Admin-driven cleanup follows the same path through DELETE /api/v1/internal/runtimes/{game_id}/container with op_source=admin_rest instead of auto_ttl. The host state directory is never removed by this flow (../README.md §Cleanup, services.md §17, workers.md §19).

Reconcile drift adopt

sequenceDiagram
    participant Reconciler as reconcile worker
    participant Docker
    participant PG as Postgres
    participant Lease as Redis lease

    Note over Reconciler: read pass (lockless)
    Reconciler->>Docker: List({label=com.galaxy.owner=rtmanager})
    Reconciler->>PG: ListByStatus(running)
    Note over Reconciler: write pass (per-game lease)
    loop per Docker container without matching record
        Reconciler->>Lease: SET NX PX rtmanager:game_lease:{game_id}
        Reconciler->>PG: re-read runtime_records WHERE game_id
        alt record now exists
            Reconciler-->>Reconciler: skip (state changed since read pass)
        else record still missing
            Reconciler->>PG: Upsert runtime_records (status=running, image_ref, started_at)
            Reconciler->>PG: INSERT operation_log (op_kind=reconcile_adopt, op_source=auto_reconcile)
        end
        Reconciler->>Lease: DEL rtmanager:game_lease:{game_id}
    end

The reconciler never stops or removes an unrecorded container — operators may have started one manually for diagnostics.
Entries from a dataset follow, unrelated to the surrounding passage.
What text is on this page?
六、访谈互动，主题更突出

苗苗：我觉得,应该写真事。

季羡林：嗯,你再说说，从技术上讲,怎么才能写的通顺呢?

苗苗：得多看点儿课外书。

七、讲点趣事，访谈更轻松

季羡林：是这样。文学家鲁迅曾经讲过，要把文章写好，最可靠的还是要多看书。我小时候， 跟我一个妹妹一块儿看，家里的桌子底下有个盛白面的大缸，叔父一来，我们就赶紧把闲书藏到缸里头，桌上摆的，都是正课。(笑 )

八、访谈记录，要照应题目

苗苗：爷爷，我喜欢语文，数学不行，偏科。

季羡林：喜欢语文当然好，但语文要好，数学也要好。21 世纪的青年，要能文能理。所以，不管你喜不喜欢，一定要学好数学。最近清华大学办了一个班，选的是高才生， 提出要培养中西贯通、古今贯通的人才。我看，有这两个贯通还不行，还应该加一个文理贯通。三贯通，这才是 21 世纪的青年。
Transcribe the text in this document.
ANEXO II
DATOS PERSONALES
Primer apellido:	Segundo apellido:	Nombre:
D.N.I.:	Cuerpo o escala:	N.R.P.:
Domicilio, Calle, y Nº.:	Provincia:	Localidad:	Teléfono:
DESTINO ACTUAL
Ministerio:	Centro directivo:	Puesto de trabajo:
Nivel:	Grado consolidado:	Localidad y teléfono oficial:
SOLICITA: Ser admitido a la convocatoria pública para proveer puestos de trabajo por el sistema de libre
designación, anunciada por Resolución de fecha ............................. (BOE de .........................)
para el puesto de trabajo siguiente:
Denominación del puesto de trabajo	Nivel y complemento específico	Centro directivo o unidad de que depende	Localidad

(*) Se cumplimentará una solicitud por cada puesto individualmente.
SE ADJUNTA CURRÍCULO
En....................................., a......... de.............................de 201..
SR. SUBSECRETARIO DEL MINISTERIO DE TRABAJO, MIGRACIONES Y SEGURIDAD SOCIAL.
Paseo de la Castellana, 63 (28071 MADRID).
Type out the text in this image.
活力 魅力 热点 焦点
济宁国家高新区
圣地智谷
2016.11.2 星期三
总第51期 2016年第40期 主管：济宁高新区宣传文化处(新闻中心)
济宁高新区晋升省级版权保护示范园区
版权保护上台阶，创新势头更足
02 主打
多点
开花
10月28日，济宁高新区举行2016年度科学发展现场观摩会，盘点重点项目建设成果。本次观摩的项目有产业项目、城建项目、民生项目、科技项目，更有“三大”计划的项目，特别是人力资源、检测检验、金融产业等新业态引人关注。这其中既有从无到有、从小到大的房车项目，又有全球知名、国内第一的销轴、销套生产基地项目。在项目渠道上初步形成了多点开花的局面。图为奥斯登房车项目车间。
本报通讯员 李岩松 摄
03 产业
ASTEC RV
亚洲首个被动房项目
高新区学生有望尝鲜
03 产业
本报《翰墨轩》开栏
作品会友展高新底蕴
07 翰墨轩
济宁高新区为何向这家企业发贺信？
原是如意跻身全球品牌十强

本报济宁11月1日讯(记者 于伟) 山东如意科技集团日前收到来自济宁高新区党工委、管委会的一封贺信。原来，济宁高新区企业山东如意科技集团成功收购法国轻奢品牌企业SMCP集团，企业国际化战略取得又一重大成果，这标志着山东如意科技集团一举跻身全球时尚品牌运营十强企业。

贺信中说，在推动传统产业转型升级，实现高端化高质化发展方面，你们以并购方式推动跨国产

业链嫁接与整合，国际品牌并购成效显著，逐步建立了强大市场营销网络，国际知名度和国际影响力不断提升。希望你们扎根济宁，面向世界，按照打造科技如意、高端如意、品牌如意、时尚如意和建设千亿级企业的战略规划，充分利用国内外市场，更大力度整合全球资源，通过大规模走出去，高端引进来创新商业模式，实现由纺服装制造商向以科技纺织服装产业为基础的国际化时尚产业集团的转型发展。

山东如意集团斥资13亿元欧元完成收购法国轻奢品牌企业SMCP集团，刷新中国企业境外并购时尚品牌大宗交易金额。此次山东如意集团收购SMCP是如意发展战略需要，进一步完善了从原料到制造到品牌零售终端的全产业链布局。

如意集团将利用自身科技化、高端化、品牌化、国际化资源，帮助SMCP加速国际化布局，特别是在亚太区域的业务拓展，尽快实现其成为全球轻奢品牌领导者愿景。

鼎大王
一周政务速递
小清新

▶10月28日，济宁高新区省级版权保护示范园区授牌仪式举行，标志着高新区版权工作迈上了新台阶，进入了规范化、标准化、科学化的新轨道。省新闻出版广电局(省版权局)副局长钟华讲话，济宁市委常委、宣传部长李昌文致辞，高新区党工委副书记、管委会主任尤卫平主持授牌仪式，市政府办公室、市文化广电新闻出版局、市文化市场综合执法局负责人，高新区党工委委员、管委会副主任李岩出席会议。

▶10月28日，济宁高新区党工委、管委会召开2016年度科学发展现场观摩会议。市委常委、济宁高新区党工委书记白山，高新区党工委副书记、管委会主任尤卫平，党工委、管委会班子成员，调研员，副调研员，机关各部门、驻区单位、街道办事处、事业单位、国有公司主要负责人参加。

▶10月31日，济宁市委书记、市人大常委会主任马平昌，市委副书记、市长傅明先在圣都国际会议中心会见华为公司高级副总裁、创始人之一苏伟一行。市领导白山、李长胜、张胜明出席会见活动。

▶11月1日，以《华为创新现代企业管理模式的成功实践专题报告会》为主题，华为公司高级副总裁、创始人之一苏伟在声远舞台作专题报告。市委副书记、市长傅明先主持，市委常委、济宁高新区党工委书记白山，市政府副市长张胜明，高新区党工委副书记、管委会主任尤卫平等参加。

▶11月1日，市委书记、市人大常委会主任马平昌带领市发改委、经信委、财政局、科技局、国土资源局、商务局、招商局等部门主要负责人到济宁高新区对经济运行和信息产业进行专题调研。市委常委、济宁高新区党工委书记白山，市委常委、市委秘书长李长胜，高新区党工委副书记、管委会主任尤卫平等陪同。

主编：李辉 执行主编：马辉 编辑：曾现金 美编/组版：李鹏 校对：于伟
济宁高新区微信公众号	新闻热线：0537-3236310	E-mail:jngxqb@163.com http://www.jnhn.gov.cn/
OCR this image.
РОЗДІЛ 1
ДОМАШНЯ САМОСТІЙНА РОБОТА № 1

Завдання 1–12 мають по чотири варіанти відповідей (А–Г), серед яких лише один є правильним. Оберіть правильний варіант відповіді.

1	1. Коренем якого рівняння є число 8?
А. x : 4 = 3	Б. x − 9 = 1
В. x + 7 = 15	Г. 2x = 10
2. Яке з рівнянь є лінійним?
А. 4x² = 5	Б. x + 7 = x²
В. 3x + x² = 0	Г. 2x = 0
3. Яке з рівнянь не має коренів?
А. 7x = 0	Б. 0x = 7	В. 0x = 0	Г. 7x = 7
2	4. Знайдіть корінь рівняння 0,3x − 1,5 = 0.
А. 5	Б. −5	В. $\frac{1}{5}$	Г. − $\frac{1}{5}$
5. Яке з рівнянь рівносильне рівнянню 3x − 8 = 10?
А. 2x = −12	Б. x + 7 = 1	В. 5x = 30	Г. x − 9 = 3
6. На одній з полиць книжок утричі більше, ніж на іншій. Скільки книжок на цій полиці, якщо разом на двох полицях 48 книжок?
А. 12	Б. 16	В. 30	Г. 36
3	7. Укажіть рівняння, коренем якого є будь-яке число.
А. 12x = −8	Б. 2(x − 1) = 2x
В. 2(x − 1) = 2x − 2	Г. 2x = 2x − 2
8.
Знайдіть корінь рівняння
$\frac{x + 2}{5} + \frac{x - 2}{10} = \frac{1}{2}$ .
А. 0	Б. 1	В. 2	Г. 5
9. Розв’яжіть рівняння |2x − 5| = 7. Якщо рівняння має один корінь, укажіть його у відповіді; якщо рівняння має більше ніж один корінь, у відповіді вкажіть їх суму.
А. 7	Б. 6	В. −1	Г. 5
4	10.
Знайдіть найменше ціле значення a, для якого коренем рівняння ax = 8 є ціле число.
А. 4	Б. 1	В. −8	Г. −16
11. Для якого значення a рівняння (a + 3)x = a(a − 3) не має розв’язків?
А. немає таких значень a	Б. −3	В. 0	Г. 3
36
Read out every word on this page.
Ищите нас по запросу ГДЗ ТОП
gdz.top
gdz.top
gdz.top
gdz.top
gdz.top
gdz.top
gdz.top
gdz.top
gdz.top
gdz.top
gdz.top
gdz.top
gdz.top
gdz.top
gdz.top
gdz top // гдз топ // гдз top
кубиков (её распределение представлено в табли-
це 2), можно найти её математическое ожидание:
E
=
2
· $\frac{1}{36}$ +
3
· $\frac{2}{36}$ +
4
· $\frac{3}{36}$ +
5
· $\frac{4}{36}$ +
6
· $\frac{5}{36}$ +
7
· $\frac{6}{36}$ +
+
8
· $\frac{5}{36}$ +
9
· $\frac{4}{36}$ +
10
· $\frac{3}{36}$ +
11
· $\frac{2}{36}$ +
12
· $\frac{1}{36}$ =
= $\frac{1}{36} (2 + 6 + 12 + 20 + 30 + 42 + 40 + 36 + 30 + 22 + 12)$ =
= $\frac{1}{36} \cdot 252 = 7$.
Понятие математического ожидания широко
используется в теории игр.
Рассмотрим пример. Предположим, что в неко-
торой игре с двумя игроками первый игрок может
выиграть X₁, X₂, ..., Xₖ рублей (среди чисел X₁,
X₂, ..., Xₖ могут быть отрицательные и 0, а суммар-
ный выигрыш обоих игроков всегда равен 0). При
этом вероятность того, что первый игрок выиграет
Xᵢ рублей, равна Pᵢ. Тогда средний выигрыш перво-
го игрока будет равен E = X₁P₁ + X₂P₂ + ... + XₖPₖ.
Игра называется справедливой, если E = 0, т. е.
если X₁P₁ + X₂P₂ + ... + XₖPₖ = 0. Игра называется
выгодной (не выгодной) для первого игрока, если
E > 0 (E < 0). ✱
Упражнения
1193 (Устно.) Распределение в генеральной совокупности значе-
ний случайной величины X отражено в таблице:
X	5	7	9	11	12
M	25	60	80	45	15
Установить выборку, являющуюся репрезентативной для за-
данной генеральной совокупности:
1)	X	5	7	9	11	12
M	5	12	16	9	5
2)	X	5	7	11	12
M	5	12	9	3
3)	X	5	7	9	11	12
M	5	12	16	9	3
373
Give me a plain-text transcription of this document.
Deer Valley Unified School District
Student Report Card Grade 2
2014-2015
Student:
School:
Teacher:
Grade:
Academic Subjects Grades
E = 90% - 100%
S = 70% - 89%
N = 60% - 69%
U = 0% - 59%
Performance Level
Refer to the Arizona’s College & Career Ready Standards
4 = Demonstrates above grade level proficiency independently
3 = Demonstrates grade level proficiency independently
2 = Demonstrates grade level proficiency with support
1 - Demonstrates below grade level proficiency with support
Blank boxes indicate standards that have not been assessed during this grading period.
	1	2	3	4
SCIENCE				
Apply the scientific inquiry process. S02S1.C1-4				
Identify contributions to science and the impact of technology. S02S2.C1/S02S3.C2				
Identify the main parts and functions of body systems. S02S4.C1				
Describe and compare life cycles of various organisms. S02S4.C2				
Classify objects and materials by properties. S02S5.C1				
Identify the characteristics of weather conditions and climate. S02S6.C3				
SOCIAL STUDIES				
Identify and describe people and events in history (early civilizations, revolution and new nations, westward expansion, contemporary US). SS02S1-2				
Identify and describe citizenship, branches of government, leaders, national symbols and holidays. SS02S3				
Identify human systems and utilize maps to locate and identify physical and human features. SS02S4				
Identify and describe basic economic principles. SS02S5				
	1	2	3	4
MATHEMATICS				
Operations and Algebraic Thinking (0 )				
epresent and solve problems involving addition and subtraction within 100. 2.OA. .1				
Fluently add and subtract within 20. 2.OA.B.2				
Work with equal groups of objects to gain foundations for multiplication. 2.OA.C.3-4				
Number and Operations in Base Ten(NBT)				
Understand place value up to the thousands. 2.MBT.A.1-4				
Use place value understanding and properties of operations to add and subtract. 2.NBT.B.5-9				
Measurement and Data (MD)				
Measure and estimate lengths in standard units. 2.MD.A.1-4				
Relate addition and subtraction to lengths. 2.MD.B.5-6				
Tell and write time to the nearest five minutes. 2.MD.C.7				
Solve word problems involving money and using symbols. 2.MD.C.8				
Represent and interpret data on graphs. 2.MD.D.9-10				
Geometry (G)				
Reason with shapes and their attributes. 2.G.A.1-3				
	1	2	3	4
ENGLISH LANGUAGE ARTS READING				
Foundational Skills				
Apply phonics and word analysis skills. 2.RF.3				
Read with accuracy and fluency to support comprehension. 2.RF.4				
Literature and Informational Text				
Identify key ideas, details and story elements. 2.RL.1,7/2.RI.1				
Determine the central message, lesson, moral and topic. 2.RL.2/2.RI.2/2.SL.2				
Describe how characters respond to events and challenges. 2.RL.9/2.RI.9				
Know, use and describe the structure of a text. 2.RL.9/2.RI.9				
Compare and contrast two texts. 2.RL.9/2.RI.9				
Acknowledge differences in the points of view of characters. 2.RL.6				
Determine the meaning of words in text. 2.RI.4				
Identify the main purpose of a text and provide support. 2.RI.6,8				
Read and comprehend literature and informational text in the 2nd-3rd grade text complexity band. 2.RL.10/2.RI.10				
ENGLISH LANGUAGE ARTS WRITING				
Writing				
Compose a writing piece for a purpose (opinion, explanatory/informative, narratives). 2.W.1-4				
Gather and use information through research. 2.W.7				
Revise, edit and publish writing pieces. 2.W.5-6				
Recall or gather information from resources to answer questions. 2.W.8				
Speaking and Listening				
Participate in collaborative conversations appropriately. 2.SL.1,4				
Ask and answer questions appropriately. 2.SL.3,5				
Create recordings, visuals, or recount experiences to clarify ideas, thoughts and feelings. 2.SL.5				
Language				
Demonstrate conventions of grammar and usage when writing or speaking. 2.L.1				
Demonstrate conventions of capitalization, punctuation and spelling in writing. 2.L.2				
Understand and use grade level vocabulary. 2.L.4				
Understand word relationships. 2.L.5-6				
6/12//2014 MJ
The reconcile_dispose and observed_exited paths follow the same read-pass / write-pass split, with dispose updating the orphaned record to removed and emitting container_disappeared, and observed_exited updating to stopped and emitting container_exited (../README.md §Reconciliation, workers.md §14–§16).

Health probe hysteresis

sequenceDiagram
    participant Worker as healthprobe worker
    participant State as in-memory probe state
    participant Engine as galaxy-game-{id}:8080
    participant Health as runtime:health_events

    loop every RTMANAGER_PROBE_INTERVAL
        Worker->>Worker: ListByStatus(running)
        Worker->>State: prune entries for games no longer running
        loop per game (semaphore cap = 16)
            Worker->>Engine: GET /healthz (RTMANAGER_PROBE_TIMEOUT)
            alt success
                State->>State: consecutiveFailures = 0
                opt failurePublished was true
                    Worker->>Health: XADD probe_recovered {prior_failure_count}
                    State->>State: failurePublished = false
                end
            else failure
                State->>State: consecutiveFailures++
                opt consecutiveFailures == RTMANAGER_PROBE_FAILURES_THRESHOLD AND not failurePublished
                    Worker->>Health: XADD probe_failed {consecutive_failures, last_status, last_error}
                    State->>State: failurePublished = true
                end
            end
        end
    end

Hysteresis prevents a single transient failure from emitting a probe_failed event, and prevents repeated emission while the failure persists. State is non-persistent: a process restart re-establishes the counters from scratch; a game's state is pruned when it transitions out of the running list (workers.md §5–§6).